Processing the adhesion maps through Eq. (2) and using a known R₁ = 10 nm), one can derive the radius of curvature of the surface features at each point of the image R₂ = F_adhR₁/(2πR₁W − F_adh); see [27] for more detail. These derived radii turned out to be within single nm. To resolve such radii in topological mode, one would need the lateral resolution of subnanometers. This is presently impossible to obtain on soft samples due to the deformation of the surface. Thus, it is impractical to record the radii information in the topography or height mode to obtain the radii comparable with the derived from the adhesion. To amplify, the topography of the cell surface plays an important role in the adhesion, and consequently, the observed FD of the adhesion maps. However, it cannot be derived from the height images due to the intrinsic limitation of spatial resolution of AFM.

Let us further demonstrate that the hypothesis that the nanometer features of cell topography define the measured FD is plausible. We will show that the behavior of FD on cells imaged under different humidity is in well agreement with this hypothesis. Moisture adsorbed from air plays an important role in the observed adhesion. We observed that FD did not change noticeably when imaging was done in relative humidity less than ~50%–60%, but it starts altering considerably for humidity higher than ~70%. Figure 3(a) shows an example of measurements of FD on cells in air with humidity ~70%. The cells were imaged at various times after extracting from a desiccator, in which they were stored after freeze drying. Right after extracting from the desiccator, the cells are dry and effectively adsorb moisture, creating a relatively dry environment on the scanning interface. Figure 3(a) shows the decrease of FD with time, which corresponds to the equilibration of moisture content of the initially dried cells with the humidity of the environment.

FIG. 3.

(color online). (a) An example of the dependence of fractal dimensionality (FD) of cancer cell surface maps of adhesion on time lapsed after extracting the cells from a desiccator. The imaging was done in humidity of ~70%. (b) Modeling of FD as a function of humidity.

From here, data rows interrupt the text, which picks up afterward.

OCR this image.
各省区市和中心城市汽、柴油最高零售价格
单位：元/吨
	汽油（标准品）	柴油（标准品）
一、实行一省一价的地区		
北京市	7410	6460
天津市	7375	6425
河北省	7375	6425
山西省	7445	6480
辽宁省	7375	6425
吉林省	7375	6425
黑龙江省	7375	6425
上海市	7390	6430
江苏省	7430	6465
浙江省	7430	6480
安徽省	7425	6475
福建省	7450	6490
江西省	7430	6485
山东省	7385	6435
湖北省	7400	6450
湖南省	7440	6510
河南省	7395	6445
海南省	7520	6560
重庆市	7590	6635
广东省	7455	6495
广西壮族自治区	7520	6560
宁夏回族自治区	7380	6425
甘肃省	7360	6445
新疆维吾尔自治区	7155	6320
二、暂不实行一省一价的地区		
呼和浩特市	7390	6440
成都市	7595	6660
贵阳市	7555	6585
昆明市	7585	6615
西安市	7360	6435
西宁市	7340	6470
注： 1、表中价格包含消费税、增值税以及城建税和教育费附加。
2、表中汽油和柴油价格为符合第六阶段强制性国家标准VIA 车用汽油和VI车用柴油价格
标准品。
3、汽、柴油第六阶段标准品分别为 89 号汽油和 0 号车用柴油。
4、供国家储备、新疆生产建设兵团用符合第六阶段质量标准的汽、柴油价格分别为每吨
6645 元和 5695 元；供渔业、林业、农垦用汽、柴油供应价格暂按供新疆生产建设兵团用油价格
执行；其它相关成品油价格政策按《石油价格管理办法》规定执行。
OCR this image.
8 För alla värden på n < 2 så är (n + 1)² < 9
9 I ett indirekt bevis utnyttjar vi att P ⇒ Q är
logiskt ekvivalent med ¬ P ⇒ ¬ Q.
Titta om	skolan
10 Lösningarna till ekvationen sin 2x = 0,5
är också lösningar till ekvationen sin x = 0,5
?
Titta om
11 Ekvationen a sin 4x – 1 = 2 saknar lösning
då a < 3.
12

Let us see how such behavior can be explained just by using the surface features at the nanoscale. The dependence of FD on humidity can be found with the help of Eq. (2). In addition to the adhesion described by the contact interaction of Eq. (2), adsorbed moisture creates an additional capillary force [29,30]

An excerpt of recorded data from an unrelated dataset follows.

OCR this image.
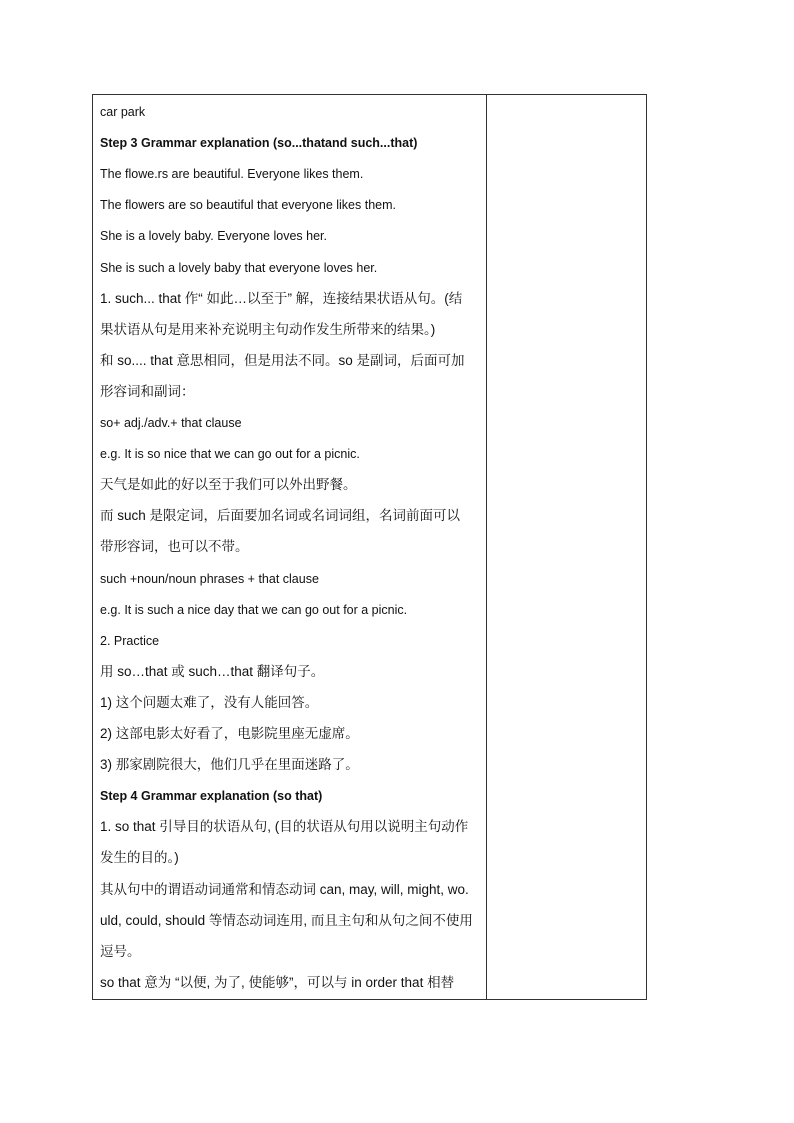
car park
Step 3 Grammar explanation (so...thatand such...that)
The flowe.rs are beautiful. Everyone likes them.
The flowers are so beautiful that everyone likes them.
She is a lovely baby. Everyone loves her.
She is such a lovely baby that everyone loves her.
1. such... that 作“ 如此…以至于” 解，连接结果状语从句。(结
果状语从句是用来补充说明主句动作发生所带来的结果。)
和 so.... that 意思相同，但是用法不同。so 是副词，后面可加
形容词和副词：
so+ adj./adv.+ that clause
e.g. It is so nice that we can go out for a picnic.
天气是如此的好以至于我们可以外出野餐。
而 such 是限定词，后面要加名词或名词词组，名词前面可以
带形容词，也可以不带。
such +noun/noun phrases + that clause
e.g. It is such a nice day that we can go out for a picnic.
2. Practice
用 so…that 或 such…that 翻译句子。
1) 这个问题太难了，没有人能回答。
2) 这部电影太好看了，电影院里座无虚席。
3) 那家剧院很大，他们几乎在里面迷路了。
Step 4 Grammar explanation (so that)
1. so that 引导目的状语从句, (目的状语从句用以说明主句动作
发生的目的。)
其从句中的谓语动词通常和情态动词 can, may, will, might, wo.
uld, could, should 等情态动词连用, 而且主句和从句之间不使用
逗号。
so that 意为 “以便, 为了, 使能够”，可以与 in order that 相替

$$F_c=\pi {\gamma }_L{R}_{1}sin{\beta }_1\left[2sin({\mathrm{\Theta }}_1+{\beta }_1)+R_{1}sin{\beta }_1\left(\frac{1}{r}-\frac{1}{l}\right)\right].$$ (3)

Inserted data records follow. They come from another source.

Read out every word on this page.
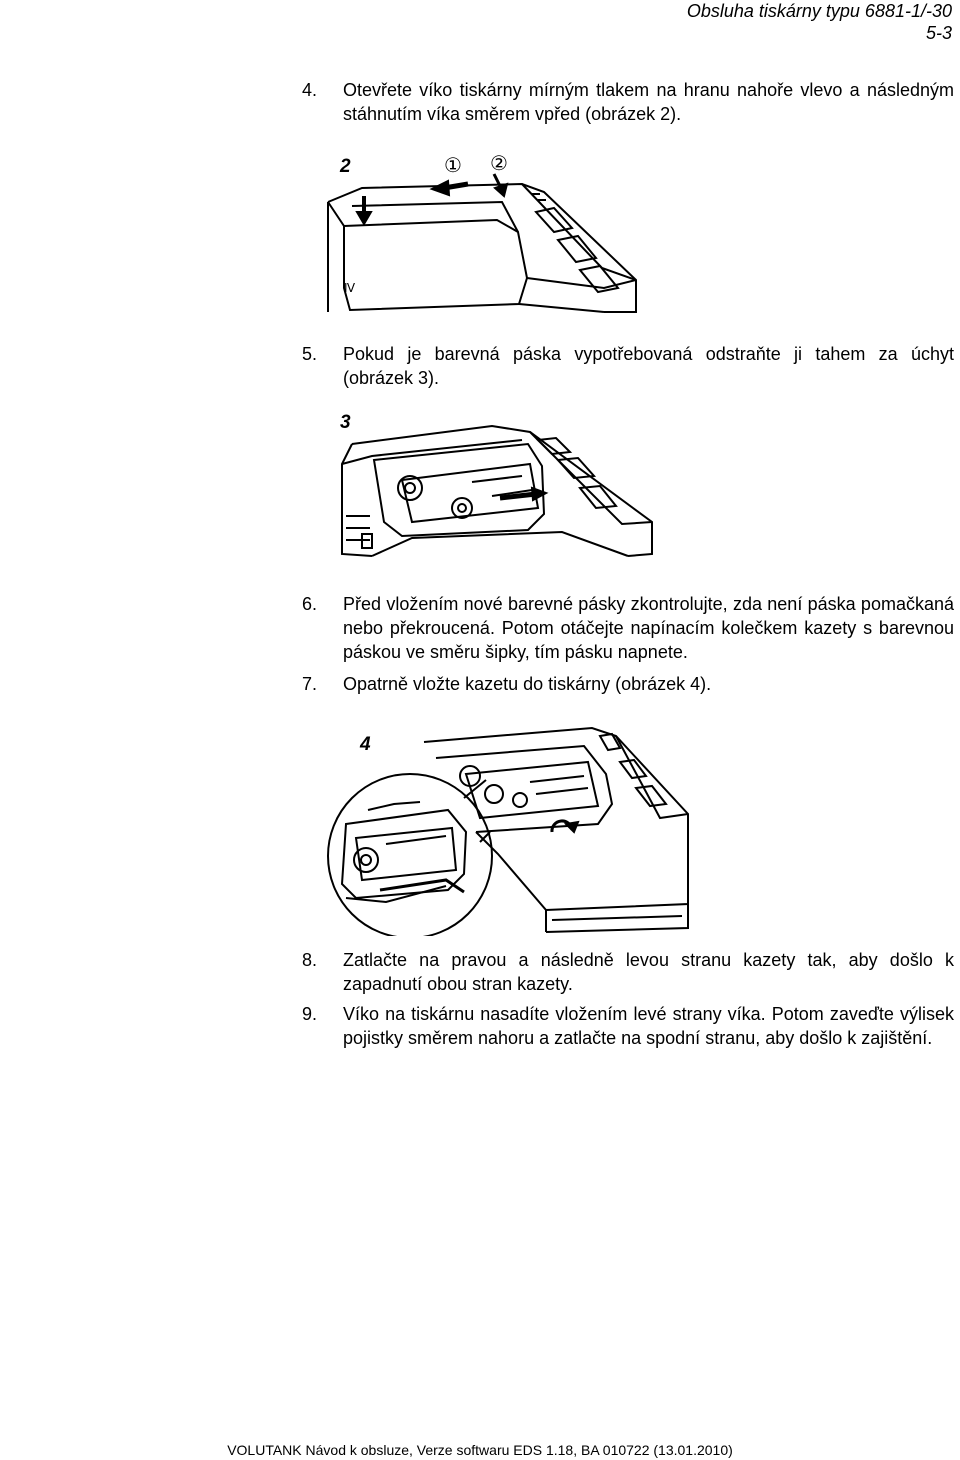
Obsluha tiskárny typu 6881-1/-30
5-3
4. Otevřete víko tiskárny mírným tlakem na hranu nahoře vlevo a následným stáhnutím víka směrem vpřed (obrázek 2).
2	① ②
Ⅳ
5. Pokud je barevná páska vypotřebovaná odstraňte ji tahem za úchyt (obrázek 3).
3
6. Před vložením nové barevné pásky zkontrolujte, zda není páska pomačkaná nebo překroucená. Potom otáčejte napínacím kolečkem kazety s barevnou páskou ve směru šipky, tím pásku napnete.
7. Opatrně vložte kazetu do tiskárny (obrázek 4).
4
8. Zatlačte na pravou a následně levou stranu kazety tak, aby došlo k zapadnutí obou stran kazety.
9. Víko na tiskárnu nasadíte vložením levé strany víka. Potom zaveďte výlisek pojistky směrem nahoru a zatlačte na spodní stranu, aby došlo k zajištění.
VOLUTANK Návod k obsluze, Verze softwaru EDS 1.18, BA 010722 (13.01.2010)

here γ_L is the interfacial tensions between liquid and vapor (0.072 N/m), Θ₁ is the contact angle between water and AFM probe (Θ₁ ~ 0 since the probe surface is quite hydrophilic),

$$\begin{array}{l}r=-\frac{{\lambda }_K}{ln(P/P_0)},\\ l=R_{1}sin{\beta }_1-r[1-sin({\mathrm{\Theta }}_1+{\beta }_1)],\\ {\beta }_1=arccos\left(\frac{{(R_2+r)}^2-{(R_1+r)}^2-{(R_1+R_2)}^2}{-2(R_1+r)(R_1+R_2)}\right),\end{array}$$

where λ_K is so-called Kelvin length (0.52 nm for water) [29,30] and P/P₀ is the relative humidity. Here the radii of contact R₂ are defined by Eq. (2), when processing the data obtained in low (“zero”) humidity.

Combining Eq. (2) and (3), we restore the map of adhesion for a given humidity P/P₀. FD of such maps are shown in Fig. 3(b). One can clearly see the experimentally observed change of FD when humidity exceeds 60%–70%, which is in very good agreement with the observations. Thus, based on the above results, it is plausible to claim that the observed difference in the fractal behavior comes from the difference in nanoscale topographical features of the cell surface (further development of subnanometers imaging of soft samples will help to confirm this explicitly). Unusually strong dependence of fractal dimensionality on cell malignancy is still a puzzle when compared to all other parameters used for the surface characterization. This will be addressed in future works.